The commission will coordinate AI policy and projects across Vatican institutions, including setting rules for AI use within the Holy See itself. It includes representatives from seven Vatican bodies, such as the Dicastery for the Doctrine of the Faith and the Pontifical Academy of Sciences.
Cardinal Michael Czerny said the body would help the Church address the challenges posed by artificial intelligence “for the whole Church, and the whole world".
The Vatican has engaged with AI ethics for years, including meetings with Google, Microsoft, and Cisco executives and Pope Francis’ address on AI ethics to the G7 in 2024, but those efforts had not previously been centrally coordinated.
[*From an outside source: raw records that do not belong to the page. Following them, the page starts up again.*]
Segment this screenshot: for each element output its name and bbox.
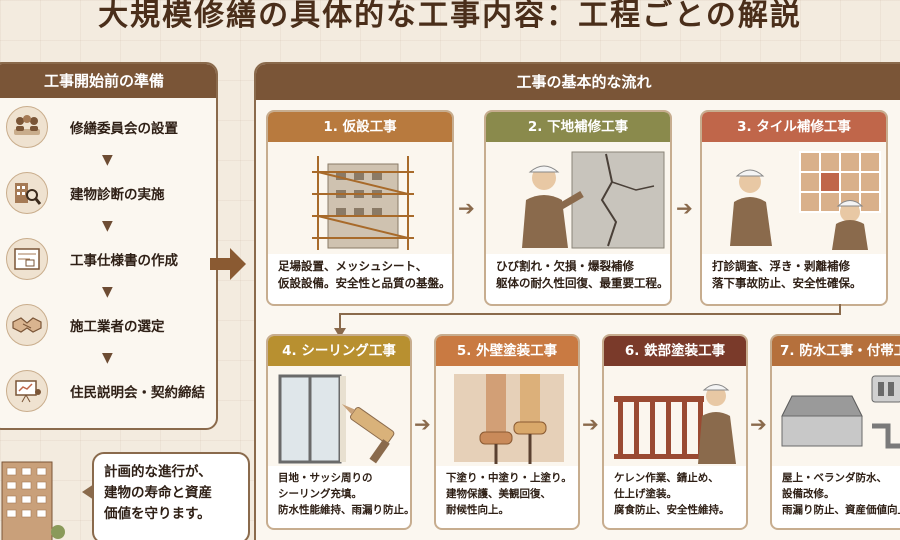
step-line: 打診調査、浮き・剥離補修 [712,259,850,273]
right-arrow-icon: ➔ [676,196,693,220]
step-card-3: 3. タイル補修工事 打診調査、浮き・剥離補修 落下事故防止、安全性確保。 [700,110,888,306]
blueprint-icon [6,238,48,280]
steel-painting-illustration [604,366,746,466]
scaffolding-illustration [268,142,452,254]
down-arrow-icon: ▼ [102,218,113,234]
presentation-icon [6,370,48,412]
prep-label: 住民説明会・契約締結 [70,385,205,401]
note-line: 計画的な進行が、 [104,464,212,480]
down-arrow-icon: ▼ [102,152,113,168]
step-line: 屋上・ベランダ防水、 [782,472,887,484]
down-arrow-icon: ▼ [102,350,113,366]
preparation-header: 工事開始前の準備 [0,64,216,98]
meeting-icon [6,106,48,148]
step-description: ケレン作業、錆止め、 仕上げ塗装。 腐食防止、安全性維持。 [604,466,746,518]
step-title: 4. シーリング工事 [268,336,410,366]
right-arrow-icon: ➔ [750,412,767,436]
step-line: 仕上げ塗装。 [614,488,677,500]
step-description: 下塗り・中塗り・上塗り。 建物保護、美観回復、 耐候性向上。 [436,466,578,518]
right-arrow-icon: ➔ [582,412,599,436]
step-line: ひび割れ・欠損・爆裂補修 [496,259,634,273]
right-arrow-icon: ➔ [458,196,475,220]
step-card-2: 2. 下地補修工事 ひび割れ・欠損・爆裂補修 躯体の耐久性回復、最重要工程。 [484,110,672,306]
row-connector-arrow [334,304,841,338]
prep-label: 建物診断の実施 [70,187,165,203]
prep-item-committee: 修繕委員会の設置 [6,104,216,150]
step-description: ひび割れ・欠損・爆裂補修 躯体の耐久性回復、最重要工程。 [486,254,670,292]
step-title: 3. タイル補修工事 [702,112,886,142]
step-line: 仮設設備。安全性と品質の基盤。 [278,276,451,290]
crack-repair-illustration [486,142,670,254]
down-arrow-icon: ▼ [102,284,113,300]
waterproofing-illustration [772,366,900,466]
note-line: 建物の寿命と資産 [104,485,212,501]
step-title: 5. 外壁塗装工事 [436,336,578,366]
step-line: 足場設置、メッシュシート、 [278,259,428,273]
wall-painting-illustration [436,366,578,466]
step-card-1: 1. 仮設工事 足場設置、メッシュシート、 仮設設備。安全性と品質の基盤。 [266,110,454,306]
step-title: 2. 下地補修工事 [486,112,670,142]
step-line: 設備改修。 [782,488,835,500]
prep-item-contractor: 施工業者の選定 [6,302,216,348]
step-title: 1. 仮設工事 [268,112,452,142]
prep-label: 工事仕様書の作成 [70,253,178,269]
note-bubble: 計画的な進行が、 建物の寿命と資産 価値を守ります。 [82,452,250,540]
step-line: 目地・サッシ周りの [278,472,373,484]
step-title: 6. 鉄部塗装工事 [604,336,746,366]
prep-item-briefing: 住民説明会・契約締結 [6,368,216,414]
note-line: 価値を守ります。 [104,506,211,522]
flow-header: 工事の基本的な流れ [256,64,900,100]
right-arrow-icon [208,244,248,284]
step-line: シーリング充填。 [278,488,362,500]
step-card-4: 4. シーリング工事 目地・サッシ周りの シーリング充填。 防水性能維持、雨漏り… [266,334,412,530]
handshake-icon [6,304,48,346]
building-inspection-icon [6,172,48,214]
sealing-illustration [268,366,410,466]
step-line: 腐食防止、安全性維持。 [614,504,730,516]
preparation-panel: 工事開始前の準備 修繕委員会の設置 ▼ [0,62,218,430]
step-description: 足場設置、メッシュシート、 仮設設備。安全性と品質の基盤。 [268,254,452,292]
prep-label: 施工業者の選定 [70,319,165,335]
preparation-list: 修繕委員会の設置 ▼ 建物診断の実施 ▼ [0,98,216,414]
step-card-7: 7. 防水工事・付帯工事 屋上・ベランダ防水、 設備改修。 雨漏り防止、資産価値… [770,334,900,530]
step-line: 落下事故防止、安全性確保。 [712,276,862,290]
right-arrow-icon: ➔ [414,412,431,436]
step-description: 目地・サッシ周りの シーリング充填。 防水性能維持、雨漏り防止。 [268,466,410,518]
prep-label: 修繕委員会の設置 [70,121,178,137]
step-line: 耐候性向上。 [446,504,509,516]
tile-repair-illustration [702,142,886,254]
step-line: 下塗り・中塗り・上塗り。 [446,472,572,484]
step-line: ケレン作業、錆止め、 [614,472,719,484]
step-card-5: 5. 外壁塗装工事 下塗り・中塗り・上塗り。 建物保護、美観回復、 耐候性向上。 [434,334,580,530]
step-title: 7. 防水工事・付帯工事 [772,336,900,366]
step-description: 打診調査、浮き・剥離補修 落下事故防止、安全性確保。 [702,254,886,292]
prep-item-diagnosis: 建物診断の実施 [6,170,216,216]
step-line: 防水性能維持、雨漏り防止。 [278,504,412,516]
step-card-6: 6. 鉄部塗装工事 ケレン作業、錆止め、 仕上げ塗装。 腐食防止、安全性維持。 [602,334,748,530]
step-line: 建物保護、美観回復、 [446,488,551,500]
prep-item-specification: 工事仕様書の作成 [6,236,216,282]
apartment-building-icon [0,452,66,540]
step-description: 屋上・ベランダ防水、 設備改修。 雨漏り防止、資産価値向上。 [772,466,900,518]
page-title: 大規模修繕の具体的な工事内容：工程ごとの解説 [98,0,802,33]
step-line: 雨漏り防止、資産価値向上。 [782,504,900,516]
step-line: 躯体の耐久性回復、最重要工程。 [496,276,669,290]
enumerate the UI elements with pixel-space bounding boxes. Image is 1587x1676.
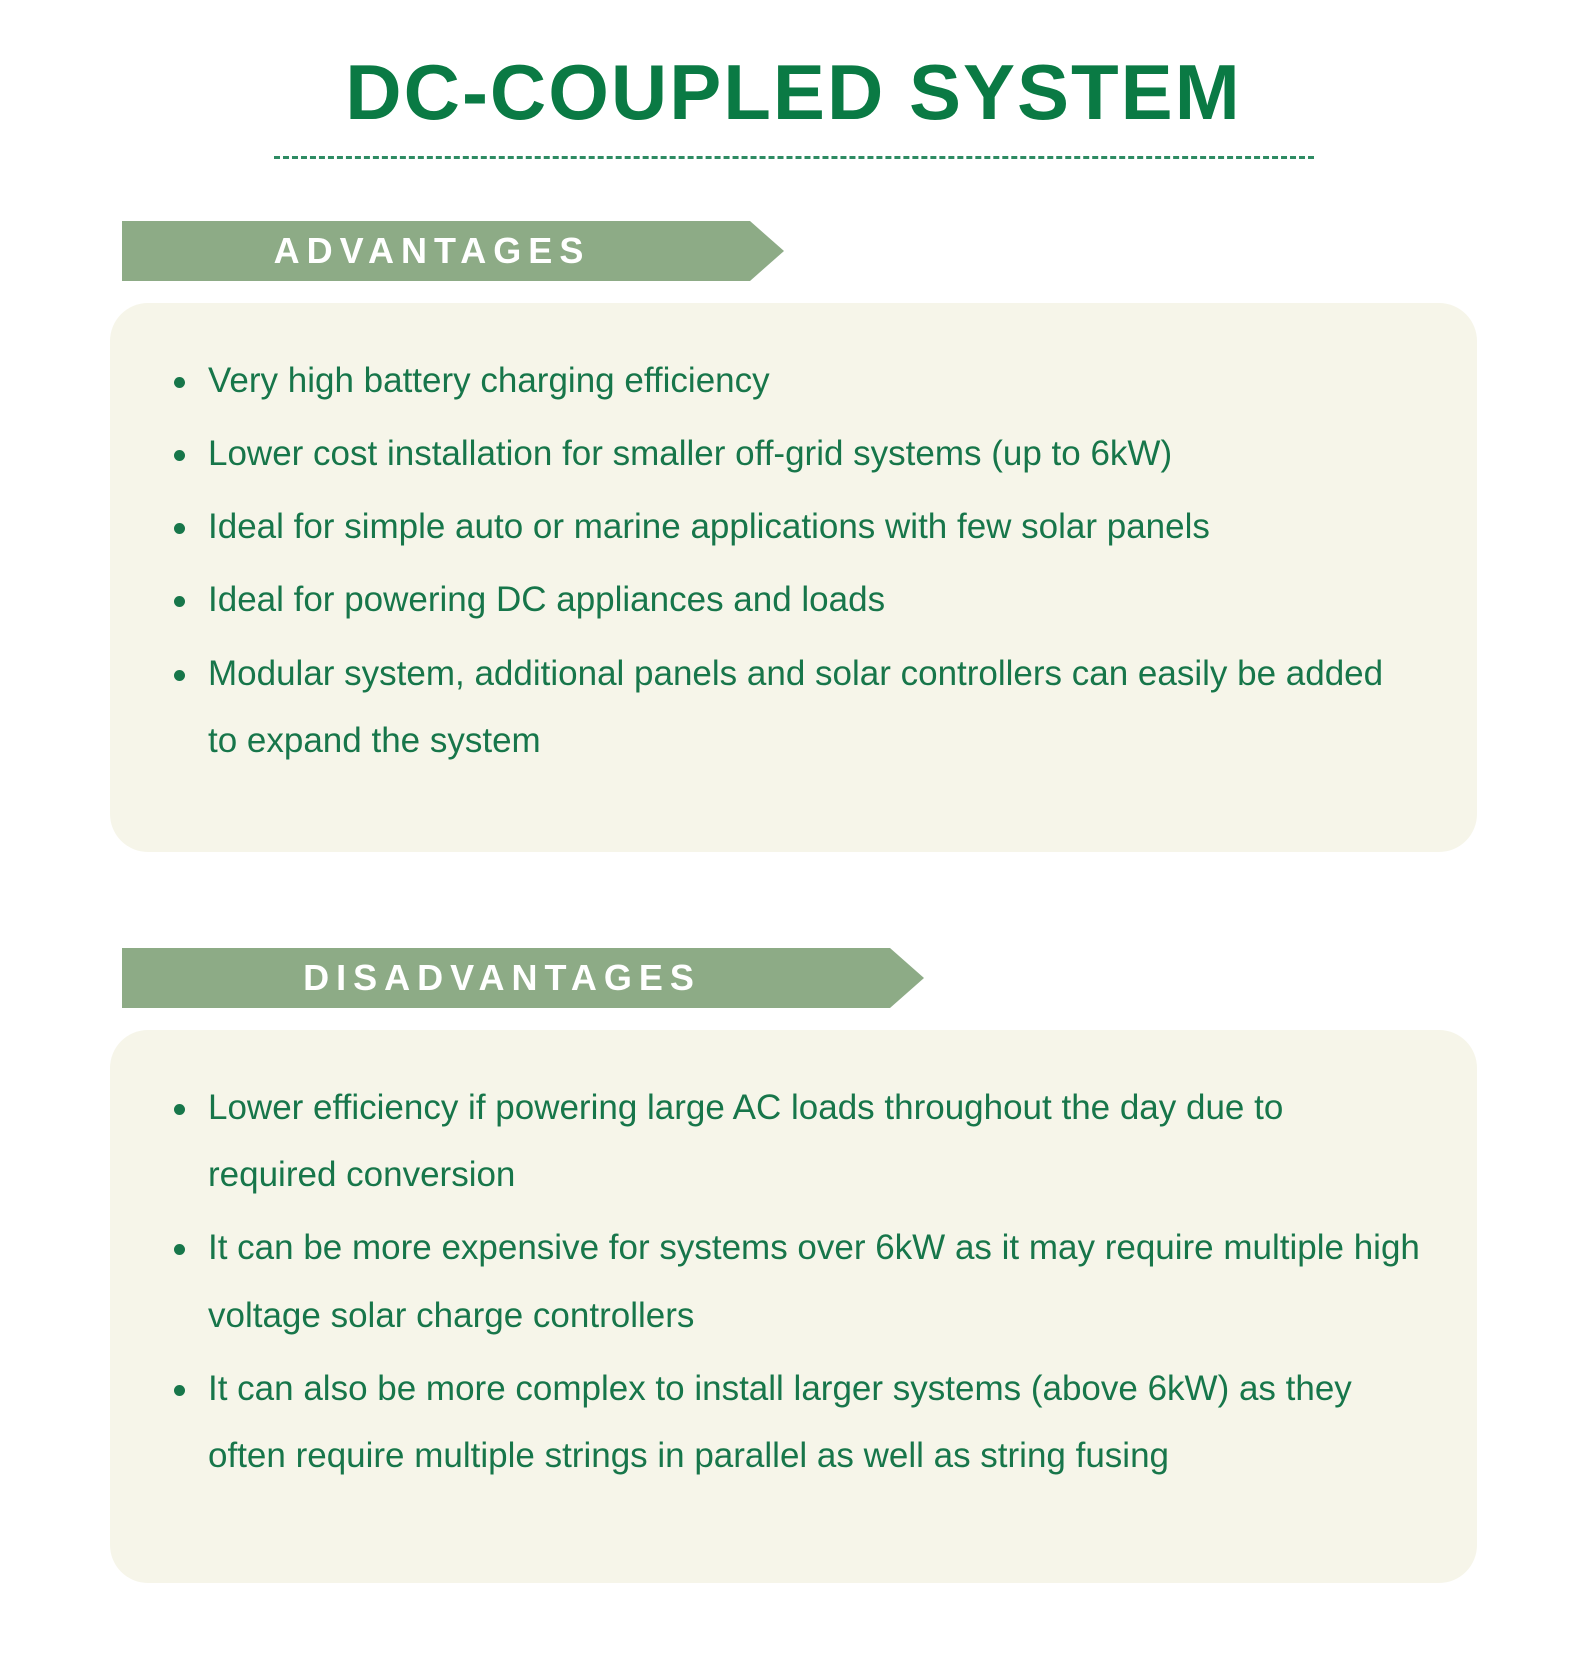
banner-disadvantages: DISADVANTAGES: [122, 948, 924, 1009]
advantages-list: Very high battery charging efficiency Lo…: [166, 347, 1421, 774]
section-disadvantages: DISADVANTAGES Lower efficiency if poweri…: [0, 948, 1587, 1584]
list-item: Ideal for powering DC appliances and loa…: [166, 566, 1421, 633]
card-advantages: Very high battery charging efficiency Lo…: [110, 302, 1477, 853]
page-title: DC-COUPLED SYSTEM: [345, 48, 1242, 136]
section-advantages: ADVANTAGES Very high battery charging ef…: [0, 220, 1587, 853]
card-disadvantages: Lower efficiency if powering large AC lo…: [110, 1030, 1477, 1584]
disadvantages-list: Lower efficiency if powering large AC lo…: [166, 1074, 1421, 1489]
title-block: DC-COUPLED SYSTEM: [0, 0, 1587, 159]
title-divider: [273, 155, 1314, 159]
banner-advantages-label: ADVANTAGES: [273, 229, 591, 271]
banner-advantages: ADVANTAGES: [122, 220, 784, 281]
list-item: It can be more expensive for systems ove…: [166, 1214, 1421, 1348]
list-item: Ideal for simple auto or marine applicat…: [166, 493, 1421, 560]
list-item: It can also be more complex to install l…: [166, 1355, 1421, 1489]
list-item: Modular system, additional panels and so…: [166, 640, 1421, 774]
list-item: Lower efficiency if powering large AC lo…: [166, 1074, 1421, 1208]
banner-disadvantages-label: DISADVANTAGES: [303, 957, 701, 999]
list-item: Very high battery charging efficiency: [166, 347, 1421, 414]
list-item: Lower cost installation for smaller off-…: [166, 420, 1421, 487]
Ahead of Leo’s election, the Vatican also introduced internal AI guidelines requiring disclosure of AI-generated content and banning uses of AI that conflict with the Church’s mission.
Leo XIV, the first American pope and a former mathematics student, has repeatedly warned about the risks AI poses to “human dignity, justice, and labor", while also acknowledging the technology’s potential benefits if used responsibly.
The pope has compared the rise of AI to the Industrial Revolution and linked his forthcoming encyclical to Rerum Novarum, Pope Leo XIII’s landmark 1891 text on labor rights.
Unlike governments pursuing legal or market-based AI regulation, the Vatican’s approach focuses primarily on moral teaching around human dignity, workers, children, and the common good.